A letter to President Obama from an 11-year-old transgender girl named Sadie has been making the rounds on the internet after the president's bold references to LGBTQ rights in his inaugural address on Monday. Sadie's mother told the Huffington Post on Tuesday, "Sadie was so proud of President Obama for including the gay community in his inaugural address on Monday; however, she felt like the trans community wasn't included. That inspired her to write her own 'speech.'"
Sadie's story certainly isn't one that's often told — but it should be. Trans children, like trans adults, are often subject to "gender policing," or the reinforcement of societal norms concerning dress, gender presentation, gendered behavior, etc., as well as bullying and harassment. Additionally, the parents of trans children often face complex choices regarding how to approach their child's identity, and whether or not to seek out any kind of treatment for gender-variant children, including hormone blockers or hormone therapy.
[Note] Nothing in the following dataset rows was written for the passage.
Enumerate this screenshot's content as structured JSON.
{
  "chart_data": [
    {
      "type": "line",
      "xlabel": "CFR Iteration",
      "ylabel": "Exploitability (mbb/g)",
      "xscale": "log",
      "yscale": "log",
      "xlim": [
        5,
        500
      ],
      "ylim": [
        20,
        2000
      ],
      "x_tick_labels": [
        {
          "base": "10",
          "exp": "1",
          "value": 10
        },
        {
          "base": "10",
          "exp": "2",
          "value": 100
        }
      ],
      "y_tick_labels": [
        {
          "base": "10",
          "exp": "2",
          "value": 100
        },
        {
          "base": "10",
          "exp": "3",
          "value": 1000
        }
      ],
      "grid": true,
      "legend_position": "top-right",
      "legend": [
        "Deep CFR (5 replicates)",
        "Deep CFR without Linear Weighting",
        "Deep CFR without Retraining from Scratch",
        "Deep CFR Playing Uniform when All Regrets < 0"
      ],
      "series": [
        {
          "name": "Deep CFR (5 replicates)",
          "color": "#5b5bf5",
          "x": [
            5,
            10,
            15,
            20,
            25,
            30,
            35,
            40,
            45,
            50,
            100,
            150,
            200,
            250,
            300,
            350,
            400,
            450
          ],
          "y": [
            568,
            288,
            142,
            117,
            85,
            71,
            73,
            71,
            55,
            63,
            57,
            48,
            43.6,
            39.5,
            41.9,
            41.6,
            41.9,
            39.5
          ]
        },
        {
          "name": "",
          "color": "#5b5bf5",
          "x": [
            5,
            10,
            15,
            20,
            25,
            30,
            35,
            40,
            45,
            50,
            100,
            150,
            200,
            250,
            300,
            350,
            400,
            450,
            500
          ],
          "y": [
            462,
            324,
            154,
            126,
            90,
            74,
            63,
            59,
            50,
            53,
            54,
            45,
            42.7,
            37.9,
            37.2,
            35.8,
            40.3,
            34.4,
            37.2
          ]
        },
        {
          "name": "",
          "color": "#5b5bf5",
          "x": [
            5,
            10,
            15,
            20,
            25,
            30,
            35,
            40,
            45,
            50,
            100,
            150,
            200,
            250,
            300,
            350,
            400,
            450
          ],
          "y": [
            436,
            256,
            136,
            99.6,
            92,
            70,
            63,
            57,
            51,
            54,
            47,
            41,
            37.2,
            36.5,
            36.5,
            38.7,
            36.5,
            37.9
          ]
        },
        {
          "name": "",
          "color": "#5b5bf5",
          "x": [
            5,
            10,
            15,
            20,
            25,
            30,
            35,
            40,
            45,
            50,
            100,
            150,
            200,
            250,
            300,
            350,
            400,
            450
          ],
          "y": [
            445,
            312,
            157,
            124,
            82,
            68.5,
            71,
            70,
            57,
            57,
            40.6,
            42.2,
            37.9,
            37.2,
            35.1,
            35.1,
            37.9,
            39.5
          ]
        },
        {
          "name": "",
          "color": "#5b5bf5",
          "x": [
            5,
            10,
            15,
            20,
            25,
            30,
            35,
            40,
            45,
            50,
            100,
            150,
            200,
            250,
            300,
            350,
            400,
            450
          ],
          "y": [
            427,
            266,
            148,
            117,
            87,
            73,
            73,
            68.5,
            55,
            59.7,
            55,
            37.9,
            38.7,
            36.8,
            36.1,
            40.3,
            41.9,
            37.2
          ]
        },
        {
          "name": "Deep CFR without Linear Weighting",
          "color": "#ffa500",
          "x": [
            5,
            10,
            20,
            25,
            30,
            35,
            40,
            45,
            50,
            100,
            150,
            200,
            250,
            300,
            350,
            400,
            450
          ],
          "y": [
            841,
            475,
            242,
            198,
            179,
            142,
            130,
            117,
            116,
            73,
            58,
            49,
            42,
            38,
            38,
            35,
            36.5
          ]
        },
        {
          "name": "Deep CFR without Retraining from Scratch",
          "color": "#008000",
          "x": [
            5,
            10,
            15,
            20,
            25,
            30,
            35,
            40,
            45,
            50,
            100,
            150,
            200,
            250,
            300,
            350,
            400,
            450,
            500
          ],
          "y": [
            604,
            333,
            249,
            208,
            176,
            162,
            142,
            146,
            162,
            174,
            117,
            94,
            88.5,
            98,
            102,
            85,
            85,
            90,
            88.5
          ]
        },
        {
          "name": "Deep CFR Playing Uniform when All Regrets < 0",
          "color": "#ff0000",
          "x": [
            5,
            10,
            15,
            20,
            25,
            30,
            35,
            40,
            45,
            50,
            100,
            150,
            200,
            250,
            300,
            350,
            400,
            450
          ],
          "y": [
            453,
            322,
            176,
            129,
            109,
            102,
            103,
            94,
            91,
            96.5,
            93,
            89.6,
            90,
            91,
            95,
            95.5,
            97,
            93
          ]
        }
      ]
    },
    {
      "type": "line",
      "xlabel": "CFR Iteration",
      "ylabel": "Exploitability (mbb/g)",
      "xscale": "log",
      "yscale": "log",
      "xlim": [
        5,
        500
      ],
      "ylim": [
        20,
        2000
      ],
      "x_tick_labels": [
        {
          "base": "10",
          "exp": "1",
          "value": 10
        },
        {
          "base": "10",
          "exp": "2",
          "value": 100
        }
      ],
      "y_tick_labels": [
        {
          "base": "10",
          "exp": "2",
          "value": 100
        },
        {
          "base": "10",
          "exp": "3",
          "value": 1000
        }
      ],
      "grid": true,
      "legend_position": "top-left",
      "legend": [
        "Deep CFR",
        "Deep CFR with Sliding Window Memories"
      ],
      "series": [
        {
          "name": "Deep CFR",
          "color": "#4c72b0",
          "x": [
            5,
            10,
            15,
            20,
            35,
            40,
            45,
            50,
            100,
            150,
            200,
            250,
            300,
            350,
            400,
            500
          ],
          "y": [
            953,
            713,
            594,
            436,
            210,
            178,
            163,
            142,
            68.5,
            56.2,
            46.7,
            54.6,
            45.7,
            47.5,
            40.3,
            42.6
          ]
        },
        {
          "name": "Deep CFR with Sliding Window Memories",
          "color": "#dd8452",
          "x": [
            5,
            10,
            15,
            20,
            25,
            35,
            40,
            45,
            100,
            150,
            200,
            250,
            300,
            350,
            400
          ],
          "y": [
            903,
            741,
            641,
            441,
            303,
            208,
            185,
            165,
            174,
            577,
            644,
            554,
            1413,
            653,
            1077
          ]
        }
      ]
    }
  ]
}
Vice President Joe Biden has called trans rights "the civil rights issue of our time," but the Obama administration has a way to go in fighting for them, as Sadie knows.
Sadie's letter, reproduced below, was first published in full on TransGriot.
The letter reads:
The world would be a better place if everyone had the right to be themselves, including people who have a creative gender identity and expression. Transgender people are not allowed the freedom to do things everyone else does, like go to the doctor, go to school, get a job, and even make friends.
Transgender kids like me are not allowed to go to most schools because the teachers think we are different from everyone else. The schools get afraid of how they will talk with the other kids' parents, and transgender kids are kept secret or told not to come there anymore. Kids are told not to be friends with transgender kids, which makes us very lonely and sad.
When they grow up, transgender adults have a hard time getting a job because the boss thinks the customers will be scared away. Doctors are afraid of treating transgender patients because they don't know how to take care of them, and some doctors don't really want to help them. Transgender patients like me travel to other states to see a good doctor.
It would be a better world if everyone knew that transgender people have the same hopes and dreams as everyone else. We like to make friends and want to go to school. Transgender people want to get good jobs and go to doctors like they are exactly the same. It really isn't that hard to like transgender people because we are like everyone else.